Clinton signed DOMA into law in 1996, but now says he did so in an effort to avoid harsher, "quite draconian" alternatives, like a federal amendment banning marriage equality. And indeed, the hysteria surrounding same-sex marriage reached a fever pitch in the years leading up to DOMA. After Clinton signed the law, 31 states passed constitutional amendments banning marriage.
"I know now that, even worse than providing an excuse for discrimination, the law is itself discriminatory," writes Clinton. "It should be overturned."
Clinton points out that when the legislation arrived on his desk, just 81 of the 535 members of Congress opposed the bill, which bars the federal government from recognizing any union as a marriage besides that of one man and one woman, and allows states to essentially ignore legal same-sex marriages performed in other jurisdictions.
But gay Washington Post columnist Jonathan Capehart noted an important word that was lacking from Clinton's article acknowledging that the law he passed was — and is — discriminatory.

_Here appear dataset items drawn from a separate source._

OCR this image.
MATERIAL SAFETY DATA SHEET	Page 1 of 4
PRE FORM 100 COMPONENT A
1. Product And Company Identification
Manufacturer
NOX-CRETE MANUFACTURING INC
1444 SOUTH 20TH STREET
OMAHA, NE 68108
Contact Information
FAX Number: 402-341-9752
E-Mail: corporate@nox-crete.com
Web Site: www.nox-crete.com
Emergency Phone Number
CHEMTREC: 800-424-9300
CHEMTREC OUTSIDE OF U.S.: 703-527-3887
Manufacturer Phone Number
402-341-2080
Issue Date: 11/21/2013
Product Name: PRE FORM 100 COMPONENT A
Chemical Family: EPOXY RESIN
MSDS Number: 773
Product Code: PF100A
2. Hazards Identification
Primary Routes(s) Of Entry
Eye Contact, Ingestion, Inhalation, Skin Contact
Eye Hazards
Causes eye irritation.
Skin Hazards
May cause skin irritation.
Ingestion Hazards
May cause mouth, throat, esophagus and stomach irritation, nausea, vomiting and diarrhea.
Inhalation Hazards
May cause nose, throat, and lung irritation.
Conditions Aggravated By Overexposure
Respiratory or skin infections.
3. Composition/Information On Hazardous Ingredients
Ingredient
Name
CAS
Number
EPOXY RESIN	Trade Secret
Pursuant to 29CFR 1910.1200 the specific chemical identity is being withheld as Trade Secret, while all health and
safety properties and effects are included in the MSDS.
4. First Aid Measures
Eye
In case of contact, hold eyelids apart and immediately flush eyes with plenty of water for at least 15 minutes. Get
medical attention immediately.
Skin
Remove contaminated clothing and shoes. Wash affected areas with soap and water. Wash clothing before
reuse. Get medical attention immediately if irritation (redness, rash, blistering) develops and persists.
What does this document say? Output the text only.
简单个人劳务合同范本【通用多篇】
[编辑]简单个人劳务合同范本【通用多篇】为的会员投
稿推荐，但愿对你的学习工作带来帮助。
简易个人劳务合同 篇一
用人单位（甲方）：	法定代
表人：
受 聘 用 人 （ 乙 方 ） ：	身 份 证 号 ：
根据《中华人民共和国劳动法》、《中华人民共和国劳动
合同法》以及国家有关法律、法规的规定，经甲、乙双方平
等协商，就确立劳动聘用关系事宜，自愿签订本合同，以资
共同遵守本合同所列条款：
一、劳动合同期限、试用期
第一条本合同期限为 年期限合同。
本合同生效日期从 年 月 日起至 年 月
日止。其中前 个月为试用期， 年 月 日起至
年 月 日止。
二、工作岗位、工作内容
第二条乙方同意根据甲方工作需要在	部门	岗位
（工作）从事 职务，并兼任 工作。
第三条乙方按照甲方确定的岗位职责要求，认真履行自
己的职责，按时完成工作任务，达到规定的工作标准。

"As welcome as Clinton’s words are, there are two that are conspicuously absent: I’m sorry," writes Capehart. "Sorry for signing the bill. Sorry for crowing about it in radio ads on Christian radio stations during his ’96 reelection campaign. Sorry for the harm it has caused same-sex couples and the income inequality it exacerbates."
And while Clinton cites the fervent antigay tenor of the country 17 years ago when he signed DOMA, Richard Socarides at The New Yorker has a different recollection of what led Clinton to pass the discriminatory law. Socardies, who served as Clinton's advisor on gay rights when he was in office, commends the former head of state for admitting his mistake, and for reportedly leading the charge to publish the op-ed; Socarides says an aide told him the article was Clinton's idea, and that the former President wrote the text himself, by hand, on a legal pad.
"How was it that Bill Clinton, the first President to champion gay rights, put his name on one of the most discriminatory anti-gay statutes in American history?" asks Socarides. "The simple answer is that he got boxed in by his political opponents, and that his campaign positions on gay rights ran ahead of public opinion. But there was another important factor: a failure to imagine how quickly gay rights would evolve, and how difficult it would be to undo the damage that DOMA did."
David Mixner, a prominent, longtime LGBT activist and former adviser to President Clinton, appeared on MSNBC with Thomas Roberts to stress the importance that gay and lesbian Americans not get too overeager to rewrite history with Clinton's about-face, noting that then-president Clinton also signed into law "don't ask, don't tell," which was repealed in 2011. Roberts asks if Clinton is hoping to reverse a significant part of his legacy as President, to which Mixner replies "absolutely."
"[DOMA] is the last remaining piece that [Clinton] had to reverse," says Mixner. "We've spent the last two decades trying to repeal 'don't ask, don't tell,' and now DOMA."